# Acts 1:12-26, Why choose a new Apostle?



## Douglas P. (Nov 21, 2011)

Would it be fair to see the choice of a new Apostle as even further evidence towards a redemptive-historical reading of the book of Acts and Acts 1:8 in particular? In other words, Christ tells his Apostles to be his “witnesses in Jerusalem, Judea, Samaria, and to the end of the earth.” In order to do this the office of the twelfth Apostle must be filled, and thus, the office of Apostle expires upon completion of Christ command in 1:8 with Paul preaching the Gospel to Rome in Acts 28?

I also don’t fully understand Peter’s use of Ps. 69 and Ps. 109 in Acts 1:20. Obviously Apostolic succession can be refuted from other aspects of scripture, (Eph 2:20) so he couldn’t mean anything such as that. So what’s the Apostles immediate rationale for filling the office?

If it’s helpful, I am asking this question after reading Dr. Gaffin’s Perspectives on Pentecost and with a Charismatic/Pentecostal context in mind. Or more pointedly, the New Testament nostalgia (i.e.

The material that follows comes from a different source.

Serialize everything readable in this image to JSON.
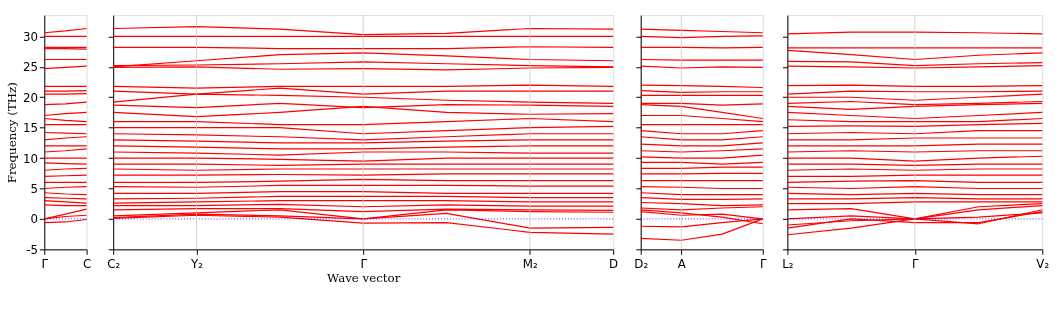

Why doesn’t the church look like Acts) that is present in many circles (even reformed) today.


----------



## Contra_Mundum (Nov 21, 2011)

1) Regardless of the episode wherein Matthias is chosen, Acts is a witness to the faithfulness of the Apostles in carrying out the Lord's command.

2) Holy Spirit moves the band to fulfill Scripture, by pointedly replacing Judas, "Let another take his office/oversight."

3) The nostalgia is inappropriate, just as it would be inappropriate to build a giant play-pen and live in it, trying to recapture the bliss of one's youth. It was still our youth, and we should value it, and try to live and do church in ways that are consistent with our cradle-home. Our church-fathers blazed a trail, and we must maintain it by the same principles they employed; because we want those who come behind us to recognize the original work, and know they are on the proper path. But no one can blaze the trail anew, or dig a tunnel where previously the Apostles' climbed the hill. We cannot repeat their work, it is not necessary to repeat it, nor have we been endowed with the peculiar gifts that were proper to the initial task. We have the permanent tools, and that is enough.


----------



## MW (Nov 21, 2011)

Luke 22:30, "That ye may eat and drink at my table in my kingdom, and sit on thrones judging the twelve tribes of Israel." There is a "reconstituted Israel" theme in Luke-Acts. The programmatic Acts 1:8 follows the question relative to the restoration of Israel. "Ye shall be my witnesses" effectively puts the apostles in the redemptive historical place of Israel. A substitute for Judas was requisite to complete the reconstitution. It was not a hasty decision which was later corrected by the calling of Paul. Paul was not an apostle to the Jews but to the Gentiles. He functioned outside the Twelve.


----------